Une pratique féminine stable mais encore des écarts de responsabilité
La part des pratiquantes atteint aujourd’hui 40 % dans les structures interrogées, un niveau relativement stable par rapport aux années précédentes. En revanche, la féminisation demeure beaucoup plus limitée dans les fonctions d’encadrement et de direction. Les femmes ne représentent que 11 % des dirigeants salariés, malgré une légère progression. Ce constat confirme que les enjeux d’égalité ne concernent pas uniquement l’accès à la pratique, mais aussi l’accès aux responsabilités et à l’emploi sportif.

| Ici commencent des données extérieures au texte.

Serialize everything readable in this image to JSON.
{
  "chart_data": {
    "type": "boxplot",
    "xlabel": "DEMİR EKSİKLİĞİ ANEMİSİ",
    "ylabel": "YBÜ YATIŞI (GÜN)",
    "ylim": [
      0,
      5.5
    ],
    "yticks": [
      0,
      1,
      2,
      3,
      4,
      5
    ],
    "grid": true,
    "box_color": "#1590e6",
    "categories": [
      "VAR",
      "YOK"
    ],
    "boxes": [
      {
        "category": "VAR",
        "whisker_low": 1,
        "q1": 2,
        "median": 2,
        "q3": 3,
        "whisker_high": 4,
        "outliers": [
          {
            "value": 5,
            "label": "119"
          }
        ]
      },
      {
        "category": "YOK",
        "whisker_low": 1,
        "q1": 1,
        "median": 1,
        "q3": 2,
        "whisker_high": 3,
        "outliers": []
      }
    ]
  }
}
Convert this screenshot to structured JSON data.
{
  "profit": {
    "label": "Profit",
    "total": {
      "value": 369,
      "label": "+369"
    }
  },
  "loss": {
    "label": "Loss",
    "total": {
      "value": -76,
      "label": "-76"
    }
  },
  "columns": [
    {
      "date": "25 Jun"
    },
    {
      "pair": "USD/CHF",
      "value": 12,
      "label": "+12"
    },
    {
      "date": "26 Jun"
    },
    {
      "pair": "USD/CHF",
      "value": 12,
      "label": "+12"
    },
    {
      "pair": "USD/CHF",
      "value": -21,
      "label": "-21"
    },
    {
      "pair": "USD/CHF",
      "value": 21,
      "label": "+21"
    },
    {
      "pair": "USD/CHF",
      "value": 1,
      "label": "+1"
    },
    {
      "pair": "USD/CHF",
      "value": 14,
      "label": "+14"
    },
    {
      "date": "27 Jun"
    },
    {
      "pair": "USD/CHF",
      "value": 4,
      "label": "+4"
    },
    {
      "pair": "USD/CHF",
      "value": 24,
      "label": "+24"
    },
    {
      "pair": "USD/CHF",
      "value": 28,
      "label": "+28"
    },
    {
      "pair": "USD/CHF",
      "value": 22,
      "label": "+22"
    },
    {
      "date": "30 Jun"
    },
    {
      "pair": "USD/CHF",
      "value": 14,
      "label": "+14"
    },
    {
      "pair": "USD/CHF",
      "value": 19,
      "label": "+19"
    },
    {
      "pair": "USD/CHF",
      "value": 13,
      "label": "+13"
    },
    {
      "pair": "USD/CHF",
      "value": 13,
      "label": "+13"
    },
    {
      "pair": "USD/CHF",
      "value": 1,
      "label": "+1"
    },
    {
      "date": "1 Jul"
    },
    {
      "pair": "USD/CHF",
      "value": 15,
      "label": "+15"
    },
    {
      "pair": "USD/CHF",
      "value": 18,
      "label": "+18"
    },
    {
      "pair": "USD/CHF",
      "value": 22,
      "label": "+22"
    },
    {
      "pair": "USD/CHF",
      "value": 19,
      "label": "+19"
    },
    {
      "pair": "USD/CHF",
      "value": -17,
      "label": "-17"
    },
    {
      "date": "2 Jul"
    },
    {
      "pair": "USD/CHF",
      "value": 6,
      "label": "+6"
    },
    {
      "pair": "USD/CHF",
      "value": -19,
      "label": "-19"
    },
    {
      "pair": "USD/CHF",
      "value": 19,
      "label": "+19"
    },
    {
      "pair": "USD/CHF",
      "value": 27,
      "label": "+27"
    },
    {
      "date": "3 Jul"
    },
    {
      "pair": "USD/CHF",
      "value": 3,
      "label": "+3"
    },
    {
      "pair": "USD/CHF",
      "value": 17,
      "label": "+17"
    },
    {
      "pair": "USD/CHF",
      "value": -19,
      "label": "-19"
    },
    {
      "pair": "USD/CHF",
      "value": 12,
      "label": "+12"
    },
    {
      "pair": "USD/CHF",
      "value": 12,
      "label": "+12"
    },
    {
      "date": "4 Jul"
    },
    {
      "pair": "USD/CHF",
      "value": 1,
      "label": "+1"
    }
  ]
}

Des initiatives de plus en plus structurées dans les clubs
Sur le terrain, les initiatives se structurent progressivement. Près d’une structure sur deux a désormais désigné un référent ou une référente « féminisation », chargé de coordonner les actions en faveur de l’égalité. Ces missions reposent cependant majoritairement sur des bénévoles, ce qui souligne l’importance d’un accompagnement et d’une montée en compétences de ces acteurs.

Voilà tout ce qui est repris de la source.